Batool Showghi’s multidisciplinary approach to the artist’s book and her mixed media work involve photography, illustration, painting, and textiles. All of which are employed to explore themes of cultural heritage, memory, identity, and loss in very personal ways. Her work is concerned with the experience of women and the way in which this experience relates to cultural and religious boundaries as well as reflecting on the theme of turbulence, immigration, disintegration of the family and the experience of displacement. In response to the recent uprising of Iranian women, Batool has created a series of textile works around the theme of Struggle and Rise of Women.

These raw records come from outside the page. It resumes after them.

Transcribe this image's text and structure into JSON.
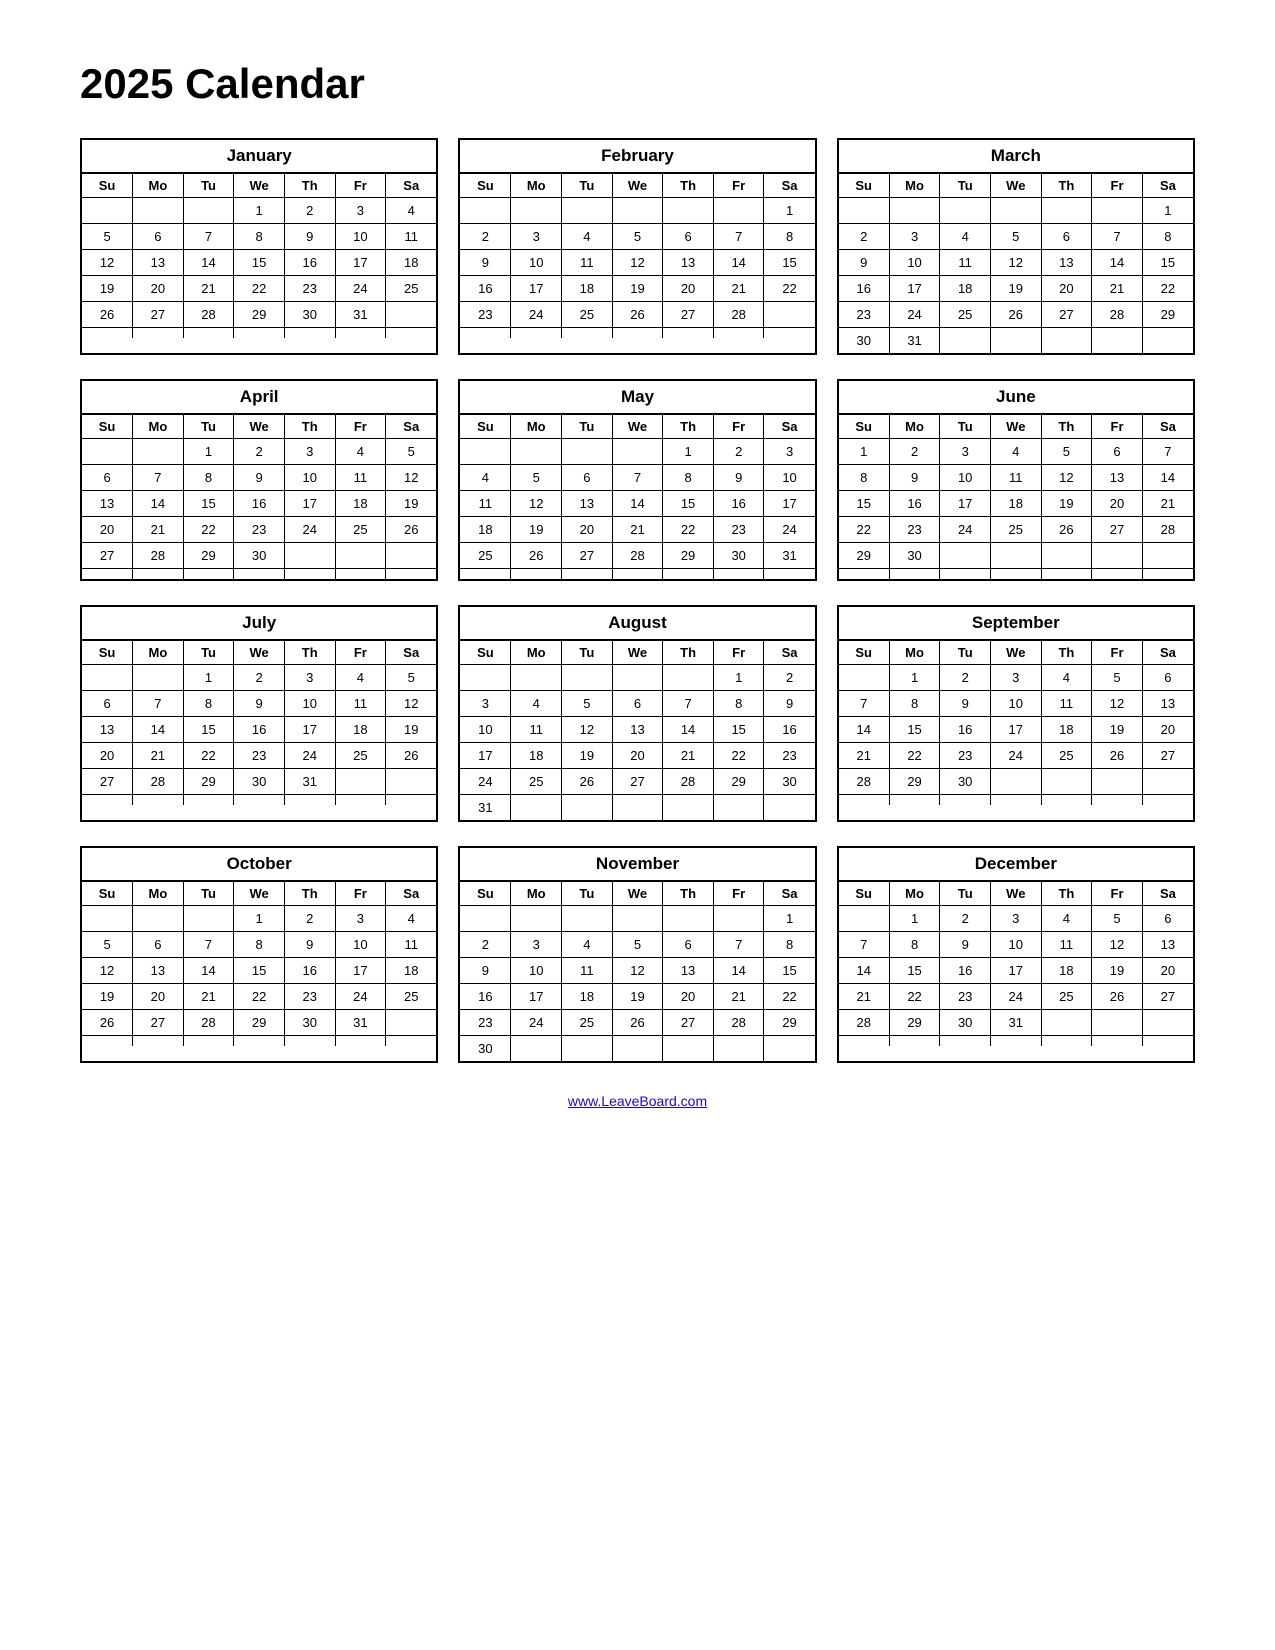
{
  "title": "2025 Calendar",
  "footer_link": "www.LeaveBoard.com",
  "months": [
    {
      "name": "January",
      "days": [
        "Su",
        "Mo",
        "Tu",
        "We",
        "Th",
        "Fr",
        "Sa"
      ],
      "weeks": [
        [
          "",
          "",
          "",
          "1",
          "2",
          "3",
          "4"
        ],
        [
          "5",
          "6",
          "7",
          "8",
          "9",
          "10",
          "11"
        ],
        [
          "12",
          "13",
          "14",
          "15",
          "16",
          "17",
          "18"
        ],
        [
          "19",
          "20",
          "21",
          "22",
          "23",
          "24",
          "25"
        ],
        [
          "26",
          "27",
          "28",
          "29",
          "30",
          "31",
          ""
        ],
        [
          "",
          "",
          "",
          "",
          "",
          "",
          ""
        ]
      ]
    },
    {
      "name": "February",
      "days": [
        "Su",
        "Mo",
        "Tu",
        "We",
        "Th",
        "Fr",
        "Sa"
      ],
      "weeks": [
        [
          "",
          "",
          "",
          "",
          "",
          "",
          "1"
        ],
        [
          "2",
          "3",
          "4",
          "5",
          "6",
          "7",
          "8"
        ],
        [
          "9",
          "10",
          "11",
          "12",
          "13",
          "14",
          "15"
        ],
        [
          "16",
          "17",
          "18",
          "19",
          "20",
          "21",
          "22"
        ],
        [
          "23",
          "24",
          "25",
          "26",
          "27",
          "28",
          ""
        ],
        [
          "",
          "",
          "",
          "",
          "",
          "",
          ""
        ]
      ]
    },
    {
      "name": "March",
      "days": [
        "Su",
        "Mo",
        "Tu",
        "We",
        "Th",
        "Fr",
        "Sa"
      ],
      "weeks": [
        [
          "",
          "",
          "",
          "",
          "",
          "",
          "1"
        ],
        [
          "2",
          "3",
          "4",
          "5",
          "6",
          "7",
          "8"
        ],
        [
          "9",
          "10",
          "11",
          "12",
          "13",
          "14",
          "15"
        ],
        [
          "16",
          "17",
          "18",
          "19",
          "20",
          "21",
          "22"
        ],
        [
          "23",
          "24",
          "25",
          "26",
          "27",
          "28",
          "29"
        ],
        [
          "30",
          "31",
          "",
          "",
          "",
          "",
          ""
        ]
      ]
    },
    {
      "name": "April",
      "days": [
        "Su",
        "Mo",
        "Tu",
        "We",
        "Th",
        "Fr",
        "Sa"
      ],
      "weeks": [
        [
          "",
          "",
          "1",
          "2",
          "3",
          "4",
          "5"
        ],
        [
          "6",
          "7",
          "8",
          "9",
          "10",
          "11",
          "12"
        ],
        [
          "13",
          "14",
          "15",
          "16",
          "17",
          "18",
          "19"
        ],
        [
          "20",
          "21",
          "22",
          "23",
          "24",
          "25",
          "26"
        ],
        [
          "27",
          "28",
          "29",
          "30",
          "",
          "",
          ""
        ],
        [
          "",
          "",
          "",
          "",
          "",
          "",
          ""
        ]
      ]
    },
    {
      "name": "May",
      "days": [
        "Su",
        "Mo",
        "Tu",
        "We",
        "Th",
        "Fr",
        "Sa"
      ],
      "weeks": [
        [
          "",
          "",
          "",
          "",
          "1",
          "2",
          "3"
        ],
        [
          "4",
          "5",
          "6",
          "7",
          "8",
          "9",
          "10"
        ],
        [
          "11",
          "12",
          "13",
          "14",
          "15",
          "16",
          "17"
        ],
        [
          "18",
          "19",
          "20",
          "21",
          "22",
          "23",
          "24"
        ],
        [
          "25",
          "26",
          "27",
          "28",
          "29",
          "30",
          "31"
        ],
        [
          "",
          "",
          "",
          "",
          "",
          "",
          ""
        ]
      ]
    },
    {
      "name": "June",
      "days": [
        "Su",
        "Mo",
        "Tu",
        "We",
        "Th",
        "Fr",
        "Sa"
      ],
      "weeks": [
        [
          "1",
          "2",
          "3",
          "4",
          "5",
          "6",
          "7"
        ],
        [
          "8",
          "9",
          "10",
          "11",
          "12",
          "13",
          "14"
        ],
        [
          "15",
          "16",
          "17",
          "18",
          "19",
          "20",
          "21"
        ],
        [
          "22",
          "23",
          "24",
          "25",
          "26",
          "27",
          "28"
        ],
        [
          "29",
          "30",
          "",
          "",
          "",
          "",
          ""
        ],
        [
          "",
          "",
          "",
          "",
          "",
          "",
          ""
        ]
      ]
    },
    {
      "name": "July",
      "days": [
        "Su",
        "Mo",
        "Tu",
        "We",
        "Th",
        "Fr",
        "Sa"
      ],
      "weeks": [
        [
          "",
          "",
          "1",
          "2",
          "3",
          "4",
          "5"
        ],
        [
          "6",
          "7",
          "8",
          "9",
          "10",
          "11",
          "12"
        ],
        [
          "13",
          "14",
          "15",
          "16",
          "17",
          "18",
          "19"
        ],
        [
          "20",
          "21",
          "22",
          "23",
          "24",
          "25",
          "26"
        ],
        [
          "27",
          "28",
          "29",
          "30",
          "31",
          "",
          ""
        ],
        [
          "",
          "",
          "",
          "",
          "",
          "",
          ""
        ]
      ]
    },
    {
      "name": "August",
      "days": [
        "Su",
        "Mo",
        "Tu",
        "We",
        "Th",
        "Fr",
        "Sa"
      ],
      "weeks": [
        [
          "",
          "",
          "",
          "",
          "",
          "1",
          "2"
        ],
        [
          "3",
          "4",
          "5",
          "6",
          "7",
          "8",
          "9"
        ],
        [
          "10",
          "11",
          "12",
          "13",
          "14",
          "15",
          "16"
        ],
        [
          "17",
          "18",
          "19",
          "20",
          "21",
          "22",
          "23"
        ],
        [
          "24",
          "25",
          "26",
          "27",
          "28",
          "29",
          "30"
        ],
        [
          "31",
          "",
          "",
          "",
          "",
          "",
          ""
        ]
      ]
    },
    {
      "name": "September",
      "days": [
        "Su",
        "Mo",
        "Tu",
        "We",
        "Th",
        "Fr",
        "Sa"
      ],
      "weeks": [
        [
          "",
          "1",
          "2",
          "3",
          "4",
          "5",
          "6"
        ],
        [
          "7",
          "8",
          "9",
          "10",
          "11",
          "12",
          "13"
        ],
        [
          "14",
          "15",
          "16",
          "17",
          "18",
          "19",
          "20"
        ],
        [
          "21",
          "22",
          "23",
          "24",
          "25",
          "26",
          "27"
        ],
        [
          "28",
          "29",
          "30",
          "",
          "",
          "",
          ""
        ],
        [
          "",
          "",
          "",
          "",
          "",
          "",
          ""
        ]
      ]
    },
    {
      "name": "October",
      "days": [
        "Su",
        "Mo",
        "Tu",
        "We",
        "Th",
        "Fr",
        "Sa"
      ],
      "weeks": [
        [
          "",
          "",
          "",
          "1",
          "2",
          "3",
          "4"
        ],
        [
          "5",
          "6",
          "7",
          "8",
          "9",
          "10",
          "11"
        ],
        [
          "12",
          "13",
          "14",
          "15",
          "16",
          "17",
          "18"
        ],
        [
          "19",
          "20",
          "21",
          "22",
          "23",
          "24",
          "25"
        ],
        [
          "26",
          "27",
          "28",
          "29",
          "30",
          "31",
          ""
        ],
        [
          "",
          "",
          "",
          "",
          "",
          "",
          ""
        ]
      ]
    },
    {
      "name": "November",
      "days": [
        "Su",
        "Mo",
        "Tu",
        "We",
        "Th",
        "Fr",
        "Sa"
      ],
      "weeks": [
        [
          "",
          "",
          "",
          "",
          "",
          "",
          "1"
        ],
        [
          "2",
          "3",
          "4",
          "5",
          "6",
          "7",
          "8"
        ],
        [
          "9",
          "10",
          "11",
          "12",
          "13",
          "14",
          "15"
        ],
        [
          "16",
          "17",
          "18",
          "19",
          "20",
          "21",
          "22"
        ],
        [
          "23",
          "24",
          "25",
          "26",
          "27",
          "28",
          "29"
        ],
        [
          "30",
          "",
          "",
          "",
          "",
          "",
          ""
        ]
      ]
    },
    {
      "name": "December",
      "days": [
        "Su",
        "Mo",
        "Tu",
        "We",
        "Th",
        "Fr",
        "Sa"
      ],
      "weeks": [
        [
          "",
          "1",
          "2",
          "3",
          "4",
          "5",
          "6"
        ],
        [
          "7",
          "8",
          "9",
          "10",
          "11",
          "12",
          "13"
        ],
        [
          "14",
          "15",
          "16",
          "17",
          "18",
          "19",
          "20"
        ],
        [
          "21",
          "22",
          "23",
          "24",
          "25",
          "26",
          "27"
        ],
        [
          "28",
          "29",
          "30",
          "31",
          "",
          "",
          ""
        ],
        [
          "",
          "",
          "",
          "",
          "",
          "",
          ""
        ]
      ]
    }
  ]
}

There is a sense of storytelling and narrative in her work. Batool uses family birth certificates, passports, old photographs and documents to create her pieces. Her work and writings in Farsi are a poetic reflection on her memories, the environment she grew in, the family, and a city which was lost during the war. These visual autobiographical artworks are designed to narrate and show the beauty and sadness of this struggle which will always be there… Her figures come to life on canvas. The sewing machine and its needle are her drawing tools. She creates these heads, bodies, and hands intuitively, as if they look at the audience and question their plight. There is a sense of solidarity and movement between them. They know that they will succeed and overcome their struggle.

Showghi was born in Iran and moved to England in 1985. She received a merit for her MA in Design & Media Arts from the University of Westminster in 1997. Batool’s Mixed Media work and artist’s books can be found at: The Tate Britain, British Library, The Royal Navy Museum in Portsmouth, The Museum of Art and Literature, Yerevan, Armenia, and in many public and private collections.